Multiple insert speed up

i'm parsing large log files (5+GB) and extracting ad-hoc placed profiling lines (call name and execution time). I want to insert those lines into a MySql db.

My question is: should I execute the insert statement every time I get the line while parsing or there's some best practice to speed up everything?

Upvotes: 2

Views: 1873

Answers (6)

Jon Onstott
Jon Onstott

Reputation: 13727

If there is any way that you could do a bulk insert, that would help a lot (or at least send your data to the database in batches, instead of making separate calls each time).

Edit

LOAD DATA INFILE sounds even faster ;o)

https://web.archive.org/web/20150413042140/http://jeffrick.com/2010/03/23/bulk-insert-into-a-mysql-database

Upvotes: 7

Eric
Eric

Reputation: 2348

Aside from insert speed, the other problem you may run into is memory.
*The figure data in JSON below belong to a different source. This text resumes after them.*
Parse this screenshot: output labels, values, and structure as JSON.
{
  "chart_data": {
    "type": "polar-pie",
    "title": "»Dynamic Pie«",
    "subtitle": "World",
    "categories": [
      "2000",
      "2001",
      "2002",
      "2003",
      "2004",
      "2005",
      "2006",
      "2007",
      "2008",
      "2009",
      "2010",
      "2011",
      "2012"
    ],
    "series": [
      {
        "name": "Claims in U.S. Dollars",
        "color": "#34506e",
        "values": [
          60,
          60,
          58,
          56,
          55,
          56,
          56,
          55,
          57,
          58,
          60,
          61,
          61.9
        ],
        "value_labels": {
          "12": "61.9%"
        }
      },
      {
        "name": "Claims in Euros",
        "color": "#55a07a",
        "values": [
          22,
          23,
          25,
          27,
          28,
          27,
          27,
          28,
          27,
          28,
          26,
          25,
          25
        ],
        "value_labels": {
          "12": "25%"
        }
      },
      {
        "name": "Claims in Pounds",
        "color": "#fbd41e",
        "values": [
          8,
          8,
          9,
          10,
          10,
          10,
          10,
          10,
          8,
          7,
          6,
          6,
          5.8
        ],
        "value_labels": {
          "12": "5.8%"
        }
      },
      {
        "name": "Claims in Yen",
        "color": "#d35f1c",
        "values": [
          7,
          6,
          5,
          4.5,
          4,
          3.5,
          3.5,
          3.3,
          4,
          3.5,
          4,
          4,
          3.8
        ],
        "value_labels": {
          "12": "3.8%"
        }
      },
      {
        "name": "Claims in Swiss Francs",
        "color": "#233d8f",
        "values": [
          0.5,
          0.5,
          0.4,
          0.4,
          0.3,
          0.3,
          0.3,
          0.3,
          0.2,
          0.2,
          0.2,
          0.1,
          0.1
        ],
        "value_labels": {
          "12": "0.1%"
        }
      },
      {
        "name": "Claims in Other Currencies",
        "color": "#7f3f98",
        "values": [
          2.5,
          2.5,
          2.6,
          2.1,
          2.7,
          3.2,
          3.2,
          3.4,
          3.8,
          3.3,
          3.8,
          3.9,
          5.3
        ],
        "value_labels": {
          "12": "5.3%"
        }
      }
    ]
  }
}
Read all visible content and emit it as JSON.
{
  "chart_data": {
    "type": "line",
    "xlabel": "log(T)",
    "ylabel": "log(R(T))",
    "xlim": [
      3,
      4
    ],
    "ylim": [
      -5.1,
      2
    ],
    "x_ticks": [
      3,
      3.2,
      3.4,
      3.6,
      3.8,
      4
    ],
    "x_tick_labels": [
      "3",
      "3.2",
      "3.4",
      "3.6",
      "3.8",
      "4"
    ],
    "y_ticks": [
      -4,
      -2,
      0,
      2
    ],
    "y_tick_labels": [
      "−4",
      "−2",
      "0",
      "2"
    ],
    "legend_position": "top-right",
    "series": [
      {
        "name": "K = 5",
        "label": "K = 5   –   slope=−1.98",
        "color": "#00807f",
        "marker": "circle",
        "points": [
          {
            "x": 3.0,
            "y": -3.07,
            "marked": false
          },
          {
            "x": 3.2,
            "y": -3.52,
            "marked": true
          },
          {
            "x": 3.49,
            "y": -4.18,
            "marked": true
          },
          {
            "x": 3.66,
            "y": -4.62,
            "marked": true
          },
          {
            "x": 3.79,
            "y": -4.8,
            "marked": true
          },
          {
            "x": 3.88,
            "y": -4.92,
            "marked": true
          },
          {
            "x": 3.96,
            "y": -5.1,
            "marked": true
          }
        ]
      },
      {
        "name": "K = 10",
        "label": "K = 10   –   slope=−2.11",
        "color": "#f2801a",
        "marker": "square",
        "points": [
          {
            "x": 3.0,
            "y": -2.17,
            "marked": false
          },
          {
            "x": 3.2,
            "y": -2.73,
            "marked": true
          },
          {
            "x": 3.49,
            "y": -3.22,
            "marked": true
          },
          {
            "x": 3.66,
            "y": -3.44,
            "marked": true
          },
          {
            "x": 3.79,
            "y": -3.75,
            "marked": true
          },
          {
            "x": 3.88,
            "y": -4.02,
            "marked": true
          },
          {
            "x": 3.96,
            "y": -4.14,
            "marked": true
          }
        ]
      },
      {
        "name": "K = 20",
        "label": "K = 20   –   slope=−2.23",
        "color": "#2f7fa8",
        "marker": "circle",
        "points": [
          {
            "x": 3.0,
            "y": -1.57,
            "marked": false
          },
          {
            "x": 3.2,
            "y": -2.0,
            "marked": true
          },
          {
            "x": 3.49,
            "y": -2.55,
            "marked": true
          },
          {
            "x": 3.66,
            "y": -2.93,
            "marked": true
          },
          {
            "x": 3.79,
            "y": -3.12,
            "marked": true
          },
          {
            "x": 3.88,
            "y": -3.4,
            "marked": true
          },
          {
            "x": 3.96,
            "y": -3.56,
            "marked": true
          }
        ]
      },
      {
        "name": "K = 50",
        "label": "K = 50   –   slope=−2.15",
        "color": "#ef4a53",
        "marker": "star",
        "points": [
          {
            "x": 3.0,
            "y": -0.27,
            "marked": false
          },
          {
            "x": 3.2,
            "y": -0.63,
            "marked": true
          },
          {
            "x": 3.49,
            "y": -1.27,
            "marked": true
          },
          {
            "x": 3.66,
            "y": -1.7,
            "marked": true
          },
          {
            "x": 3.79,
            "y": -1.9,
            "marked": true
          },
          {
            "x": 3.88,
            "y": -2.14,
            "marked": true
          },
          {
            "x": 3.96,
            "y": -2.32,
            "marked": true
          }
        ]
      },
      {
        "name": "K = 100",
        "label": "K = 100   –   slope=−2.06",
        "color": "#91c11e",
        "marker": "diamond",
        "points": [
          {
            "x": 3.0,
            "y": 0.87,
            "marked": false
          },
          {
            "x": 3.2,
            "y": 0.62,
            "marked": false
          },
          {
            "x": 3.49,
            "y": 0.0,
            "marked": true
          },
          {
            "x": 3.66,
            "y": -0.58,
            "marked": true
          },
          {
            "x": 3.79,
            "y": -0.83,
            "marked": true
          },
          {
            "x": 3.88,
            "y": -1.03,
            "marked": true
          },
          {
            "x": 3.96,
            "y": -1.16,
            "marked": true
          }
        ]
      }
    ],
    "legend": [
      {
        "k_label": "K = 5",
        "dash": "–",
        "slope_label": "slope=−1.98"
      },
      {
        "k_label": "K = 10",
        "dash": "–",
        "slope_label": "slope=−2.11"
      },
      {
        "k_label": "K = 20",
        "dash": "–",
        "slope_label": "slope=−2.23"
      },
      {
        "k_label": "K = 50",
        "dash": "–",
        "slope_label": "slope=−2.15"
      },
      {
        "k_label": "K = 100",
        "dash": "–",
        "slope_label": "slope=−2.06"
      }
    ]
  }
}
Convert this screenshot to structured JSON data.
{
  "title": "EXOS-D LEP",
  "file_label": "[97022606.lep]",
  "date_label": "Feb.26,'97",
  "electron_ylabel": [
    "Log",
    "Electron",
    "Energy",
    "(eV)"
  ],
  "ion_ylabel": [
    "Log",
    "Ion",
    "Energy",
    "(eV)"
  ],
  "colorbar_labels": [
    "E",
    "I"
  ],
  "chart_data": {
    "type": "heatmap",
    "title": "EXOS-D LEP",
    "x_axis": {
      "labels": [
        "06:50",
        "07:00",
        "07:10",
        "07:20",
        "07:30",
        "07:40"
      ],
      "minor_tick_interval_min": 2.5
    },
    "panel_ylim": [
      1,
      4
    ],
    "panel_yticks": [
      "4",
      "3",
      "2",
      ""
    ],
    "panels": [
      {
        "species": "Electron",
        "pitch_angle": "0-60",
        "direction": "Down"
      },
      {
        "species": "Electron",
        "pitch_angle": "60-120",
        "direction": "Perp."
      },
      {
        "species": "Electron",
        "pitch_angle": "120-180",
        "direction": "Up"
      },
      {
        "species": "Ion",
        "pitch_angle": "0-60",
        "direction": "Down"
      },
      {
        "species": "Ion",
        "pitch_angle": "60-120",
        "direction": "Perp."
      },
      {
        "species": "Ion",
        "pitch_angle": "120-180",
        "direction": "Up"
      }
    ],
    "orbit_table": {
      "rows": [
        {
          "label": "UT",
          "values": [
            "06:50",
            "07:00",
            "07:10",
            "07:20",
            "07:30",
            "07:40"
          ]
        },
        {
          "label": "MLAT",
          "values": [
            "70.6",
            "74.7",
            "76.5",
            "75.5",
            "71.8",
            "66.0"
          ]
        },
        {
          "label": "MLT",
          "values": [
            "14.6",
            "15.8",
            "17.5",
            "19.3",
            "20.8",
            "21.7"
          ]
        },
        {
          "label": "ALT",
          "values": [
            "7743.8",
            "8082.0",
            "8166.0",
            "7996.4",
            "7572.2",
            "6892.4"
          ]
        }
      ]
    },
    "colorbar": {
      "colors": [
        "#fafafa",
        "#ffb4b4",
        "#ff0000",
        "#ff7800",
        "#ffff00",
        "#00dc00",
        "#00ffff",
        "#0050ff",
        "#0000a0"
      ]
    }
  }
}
Whatever approach you use, you will still need to consider your memory usage as the records are loaded from the file. Unless you have a hard requirement on processing speed, then it may be a better to use an approach with a predictable memory foot print.

Upvotes: 0

bpgergo
bpgergo

Reputation: 16037

From java JDBC batch insert

Example: You do this with every insert: http://code.google.com/p/hunglish-webapp/source/browse/trunk/src/main/java/hu/mokk/hunglish/lucene/Indexer.java#232

You do this with every batch http://code.google.com/p/hunglish-webapp/source/browse/trunk/src/main/java/hu/mokk/hunglish/lucene/Indexer.java#371

The size of the batch can be determined by the available memory.

Upvotes: 0

DaveH
DaveH

Reputation: 7335

If you don't want to follow the recommendations in Galz's link ( which is excellent BTW ) then try to open the connection and prepare the statement once, then loop round your log files carrying out the inserts ( using the premared statement ), then finally close the statement and connection once at the end. It's not the fastest way of doing the inserts, but it's the fastest way that sticks to a "normal" JDBC approach.

Upvotes: 0

Peter Lawrey
Peter Lawrey

Reputation: 533472

For small updates, the number of transactions is critical for performance. SO if you can perform a number of inserts in the same transaction it will go much faster. I would try 100 inserts per transaction first.

Upvotes: 1

Galz
Galz

Reputation: 6832

There are better options. See http://dev.mysql.com/doc/refman/5.0/en/insert-speed.html

In your case, I think writing the relevant records to a file and then using LOAD DATA INFILE is the best approach.